Innovatrici sono state anche altre formazioni, come i Virgin Prunes, Monte Cazazza, gli
SPK, i Psychic TV e soprattutto i Throbbing Gristle, che furono tra i primi a commercializzare
videocassette con la documentazione delle proprie esibizioni live (pensiamo a Recording Heathen
Earth, del 1980). Il gruppo inglese, inoltre, entrò in contatto con l’onirico Derek Jarman, il quale li
riprese durante un loro concerto e inserì queste immagini nel breve film super 8 TG Psychic Rally in
Heaven del 1981.
Musica, cinema, video e performance, in realtà sono sempre stati strettamente collegati ed è
anche dalla loro fusione che nasce l’idea di videomusica, o perlomeno una tendenza al più radicale
videoclip di ricerca.
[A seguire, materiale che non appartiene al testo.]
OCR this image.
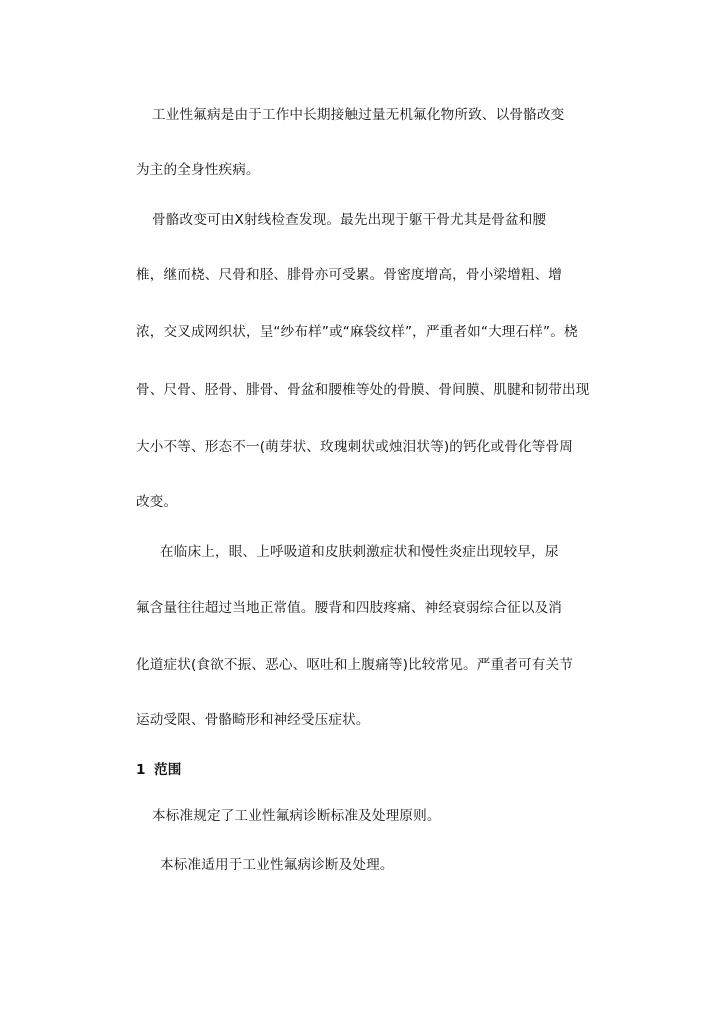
工业性氟病是由于工作中长期接触过量无机氟化物所致、以骨骼改变
为主的全身性疾病。
骨骼改变可由Ⅹ射线检查发现。最先出现于躯干骨尤其是骨盆和腰
椎，继而桡、尺骨和胫、腓骨亦可受累。骨密度增高，骨小梁增粗、增
浓，交叉成网织状，呈“纱布样”或“麻袋纹样”，严重者如“大理石样”。桡
骨、尺骨、胫骨、腓骨、骨盆和腰椎等处的骨膜、骨间膜、肌腱和韧带出现
大小不等、形态不一(萌芽状、玫瑰刺状或烛泪状等)的钙化或骨化等骨周
改变。
在临床上，眼、上呼吸道和皮肤刺激症状和慢性炎症出现较早，尿
氟含量往往超过当地正常值。腰背和四肢疼痛、神经衰弱综合征以及消
化道症状(食欲不振、恶心、呕吐和上腹痛等)比较常见。严重者可有关节
运动受限、骨骼畸形和神经受压症状。
1 范围
本标准规定了工业性氟病诊断标准及处理原则。
本标准适用于工业性氟病诊断及处理。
Le improvvisazioni musicali dei Throbbing Gristle a partire dalle immagini
proiettate su schermo (da cui nascerà per esempio l’album Second Annual Report del 1977) o i veri
e propri «gioielli» di videoarte fuoriusciti dal genio di un Luca Pastore (al quale si deve anche il
video di Rosso sangue dei Sikitikis e prima di Corpo a corpo dei Subsonica), si inseriscono nel
solco di una lunga tradizione in cui si incontrano musica, letteratura e arti visive che, senza far
rabbrividire nessuno, potremmo definire «gnostica».